Panorâmica

A briga entre Infraero e aéreas

, O Estado de S.Paulo

27 de junho de 2011 | 00h00

Está em curso uma disputa entre as companhias aéreas e a Infraero. Recentemente, a Jurcaib (Junta de Representantes das Companhias Aéreas Internacionais do Brasil) conseguiu uma liminar impedindo que a Infraero licitasse as áreas de salas VIP da Gol, British Airways, Aerolíneas Argentinas e da prestadora de serviços Sea Aviation no aeroporto de Guarulhos. A Jurcaib acredita que, com o leilão, o valor do aluguel desses espaços vai subir.

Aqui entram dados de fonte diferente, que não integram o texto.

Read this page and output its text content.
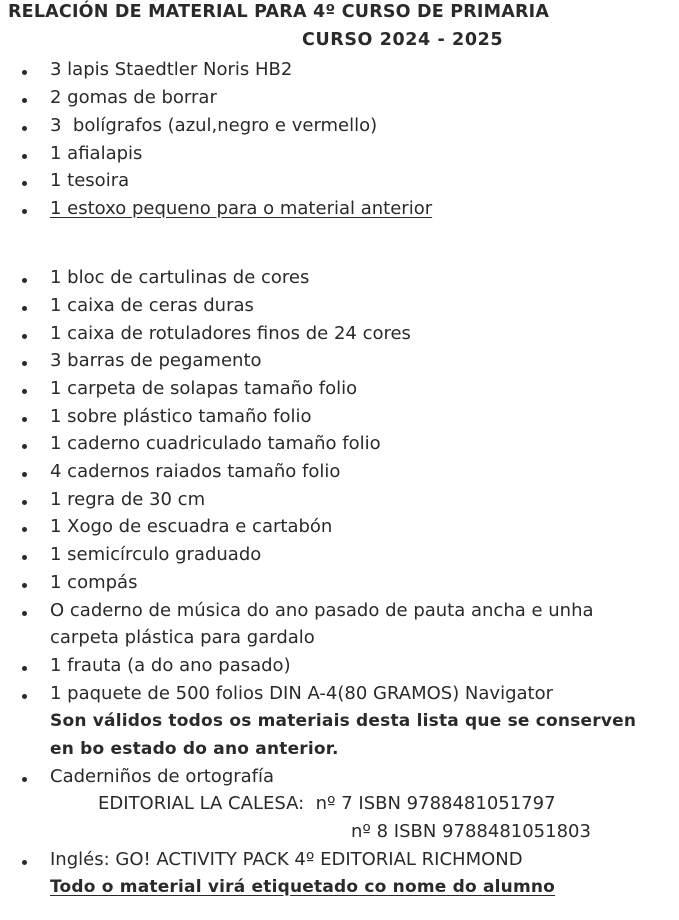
RELACIÓN DE MATERIAL PARA 4º CURSO DE PRIMARIA
CURSO 2024 - 2025
3 lapis Staedtler Noris HB2
2 gomas de borrar
3  bolígrafos (azul,negro e vermello)
1 afialapis
1 tesoira
1 estoxo pequeno para o material anterior
1 bloc de cartulinas de cores
1 caixa de ceras duras
1 caixa de rotuladores finos de 24 cores
3 barras de pegamento
1 carpeta de solapas tamaño folio
1 sobre plástico tamaño folio
1 caderno cuadriculado tamaño folio
4 cadernos raiados tamaño folio
1 regra de 30 cm
1 Xogo de escuadra e cartabón
1 semicírculo graduado
1 compás
O caderno de música do ano pasado de pauta ancha e unha
carpeta plástica para gardalo
1 frauta (a do ano pasado)
1 paquete de 500 folios DIN A-4(80 GRAMOS) Navigator
Son válidos todos os materiais desta lista que se conserven
en bo estado do ano anterior.
Caderniños de ortografía
EDITORIAL LA CALESA:  nº 7 ISBN 9788481051797
nº 8 ISBN 9788481051803
Inglés: GO! ACTIVITY PACK 4º EDITORIAL RICHMOND
Todo o material virá etiquetado co nome do alumno
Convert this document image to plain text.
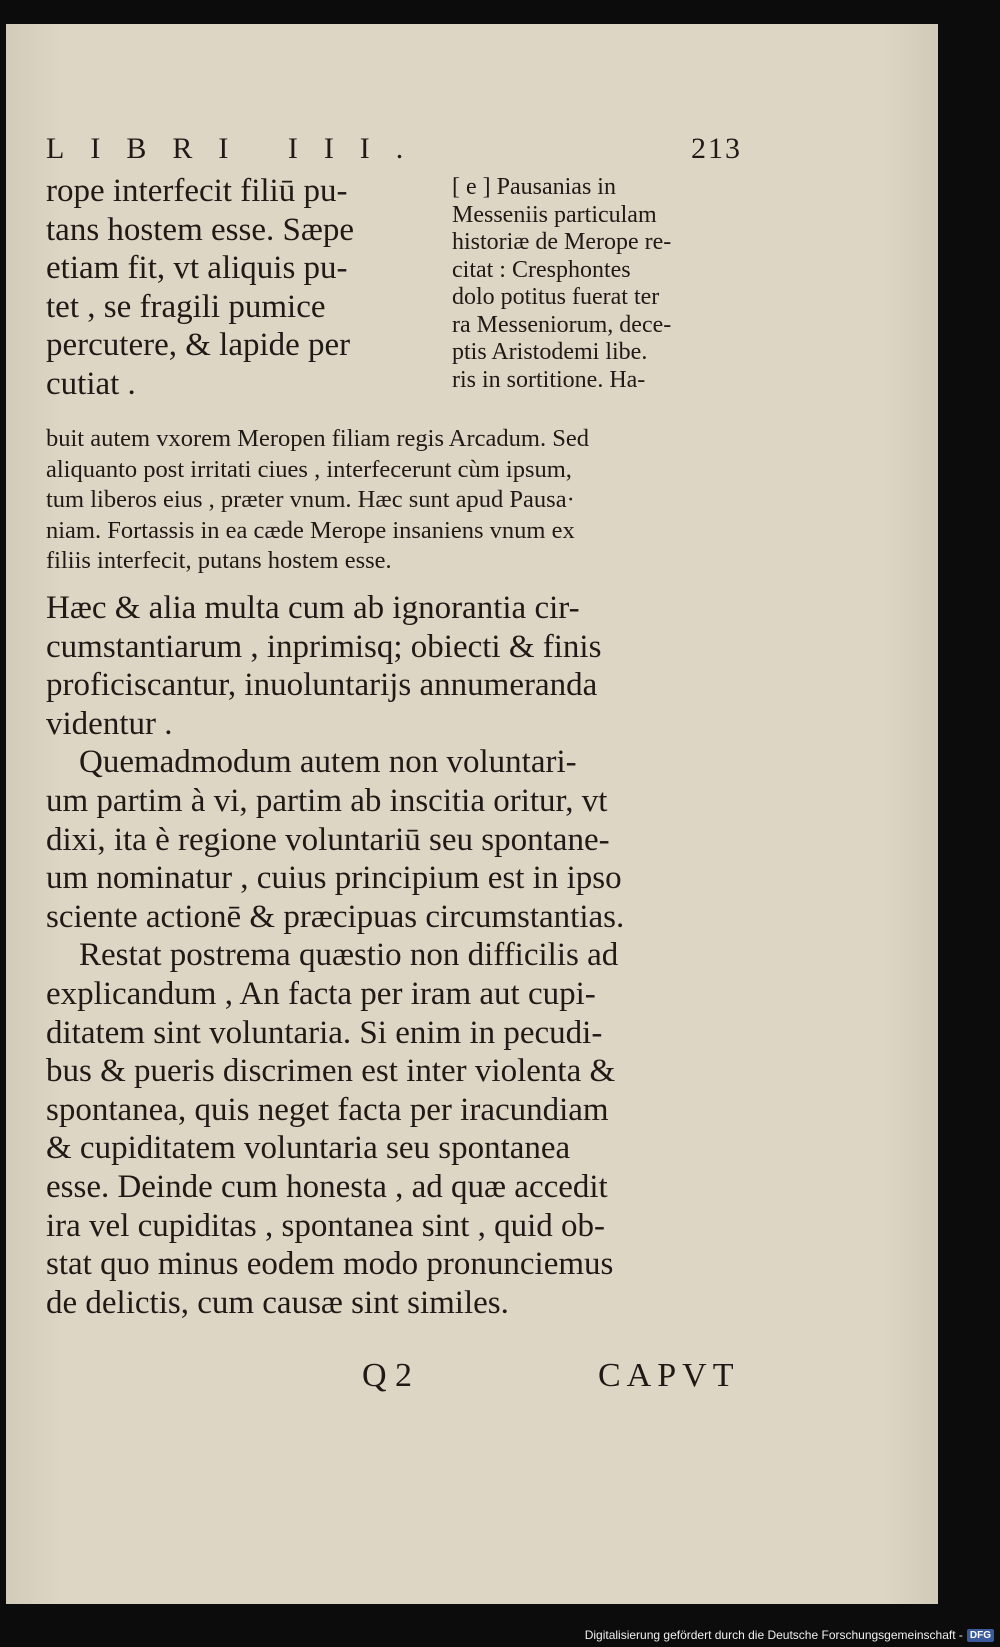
LIBRI III.	213
rope interfecit filiū pu-
tans hostem esse. Sæpe
etiam fit, vt aliquis pu-
tet , se fragili pumice
percutere, & lapide per
cutiat .
[ e ] Pausanias in
Messeniis particulam
historiæ de Merope re-
citat : Cresphontes
dolo potitus fuerat ter
ra Messeniorum, dece-
ptis Aristodemi libe.
ris in sortitione. Ha-
buit autem vxorem Meropen filiam regis Arcadum. Sed
aliquanto post irritati ciues , interfecerunt cùm ipsum,
tum liberos eius , præter vnum. Hæc sunt apud Pausa·
niam. Fortassis in ea cæde Merope insaniens vnum ex
filiis interfecit, putans hostem esse.
Hæc & alia multa cum ab ignorantia cir-
cumstantiarum , inprimisq; obiecti & finis
proficiscantur, inuoluntarijs annumeranda
videntur .
Quemadmodum autem non voluntari-
um partim à vi, partim ab inscitia oritur, vt
dixi, ita è regione voluntariū seu spontane-
um nominatur , cuius principium est in ipso
sciente actionē & præcipuas circumstantias.
Restat postrema quæstio non difficilis ad
explicandum , An facta per iram aut cupi-
ditatem sint voluntaria. Si enim in pecudi-
bus & pueris discrimen est inter violenta &
spontanea, quis neget facta per iracundiam
& cupiditatem voluntaria seu spontanea
esse. Deinde cum honesta , ad quæ accedit
ira vel cupiditas , spontanea sint , quid ob-
stat quo minus eodem modo pronunciemus
de delictis, cum causæ sint similes.
Q 2	CAPVT
Digitalisierung gefördert durch die Deutsche Forschungsgemeinschaft - DFG
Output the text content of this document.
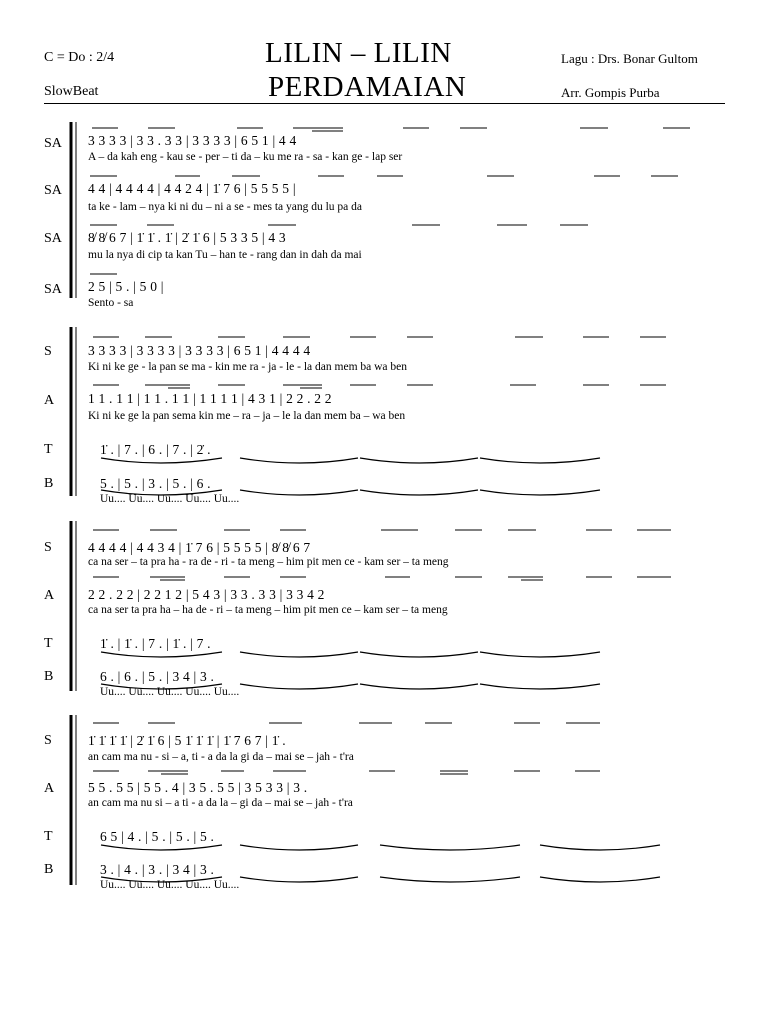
C = Do : 2/4
SlowBeat
LILIN – LILIN
PERDAMAIAN
Lagu : Drs. Bonar Gultom
Arr. Gompis Purba
SA 3 3 3 3 | 3 3 . 3 3 | 3 3 3 3 | 6 5 1 | 4 4
A – da kah eng - kau se - per – ti da – ku me ra - sa - kan ge - lap ser
SA 4 4 | 4 4 4 4 | 4 4 2 4 | 1̇ 7 6 | 5 5 5 5 |
ta ke - lam – nya ki ni du – ni a se - mes ta yang du lu pa da
SA 8̸ 8̸ 6 7 | 1̇ 1̇ . 1̇ | 2̇ 1̇ 6 | 5 3 3 5 | 4 3
mu la nya di cip ta kan Tu – han te - rang dan in dah da mai
SA 2 5 | 5 . | 5 0 |
Sento - sa
S	3 3 3 3 | 3 3 3 3 | 3 3 3 3 | 6 5 1 | 4 4 4 4
Ki ni ke ge - la pan se ma - kin me ra - ja - le - la dan mem ba wa ben
A	1 1 . 1 1 | 1 1 . 1 1 | 1 1 1 1 | 4 3 1 | 2 2 . 2 2
Ki ni ke ge la pan sema kin me – ra – ja – le la dan mem ba – wa ben
T	1̇ . | 7 . | 6 . | 7 . | 2̇ .
B	5 . | 5 . | 3 . | 5 . | 6 .
Uu.... Uu.... Uu.... Uu.... Uu....
S	4 4 4 4 | 4 4 3 4 | 1̇ 7 6 | 5 5 5 5 | 8̸ 8̸ 6 7
ca na ser – ta pra ha - ra de - ri - ta meng – him pit men ce - kam ser – ta meng
A	2 2 . 2 2 | 2 2 1 2 | 5 4 3 | 3 3 . 3 3 | 3 3 4 2
ca na ser ta pra ha – ha de - ri – ta meng – him pit men ce – kam ser – ta meng
T	1̇ . | 1̇ . | 7 . | 1̇ . | 7 .
B	6 . | 6 . | 5 . | 3 4 | 3 .
Uu.... Uu.... Uu.... Uu.... Uu....
S	1̇ 1̇ 1̇ 1̇ | 2̇ 1̇ 6 | 5 1̇ 1̇ 1̇ | 1̇ 7 6 7 | 1̇ .
an cam ma nu - si – a, ti - a da la gi da – mai se – jah - t'ra
A	5 5 . 5 5 | 5 5 . 4 | 3 5 . 5 5 | 3 5 3 3 | 3 .
an cam ma nu si – a ti - a da la – gi da – mai se – jah - t'ra
T	6 5 | 4 . | 5 . | 5 . | 5 .
B	3 . | 4 . | 3 . | 3 4 | 3 .
Uu.... Uu.... Uu.... Uu.... Uu....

A lei que regula o setor diferencia as áreas em aeroportos entre "operacionais", essenciais para o trabalho das aéreas, e "comerciais", que podem ser exploradas por empresas de outros setores. A Anac, por sua vez, estabeleceu que as áreas comerciais podem ser licitadas.

Está exatamente aí a razão discórdia. A Infraero acha que as salas VIP são áreas comerciais e espera decisão da justiça para retomar o leilão. Já as empresas alegam que são espaços importantes para sua operação. Elas ainda acham que, se forem concorrer com empresas de setores diferentes - e com margens de lucro maiores - sairão perdendo.

VESTUÁRIO

InBrands avança em duas aquisições

Prestes a estrear na bolsa, a holding InBrands, criada por meio da compra de marcas como Ellus e Alexandre Herchcovitch, está em fase avançada de negociação com duas redes de vestuário feminino. Cada empresa-alvo apresenta faturamento superior a R$ 200 milhões. Hoje o grupo todo já fatura cerca de R$ 800 milhões.

E-COMMERCE

A aposta da Máquina de Vendas na internet

Em meio ao caos logístico e às reclamações de consumidores que têm marcado o comércio eletrônico brasileiro, a Máquina de Vendas decidiu aumentar suas apostas no setor. Hoje, a empresa opera as lojas virtuais de Insinuante, Ricardo Eletro e City Lar - as três redes que deram origem ao grupo varejista. Agora, a ideia é abrir sites de nicho, para vender produtos específicos. O primeiro deles, que deve entrar em operação no segundo semestre, será especializado em colchões.

PETRÓLEO

Os primeiros passos de um gigante no Brasil

Quarta maior empresa do mundo, a petroleira BP começa a erguer sua operação no País. Em maio, a Agência Nacional do Petróleo aprovou a compra de direitos de exploração de petróleo da Devon Energy. Agora, a companhia tem se ocupado de absorver os funcionários da Devon e contratar mais gente. Cem vagas devem ser preenchidas até o fim do ano em áreas que vão da engenharia ao administrativo. Os headhunters já começaram a procurar.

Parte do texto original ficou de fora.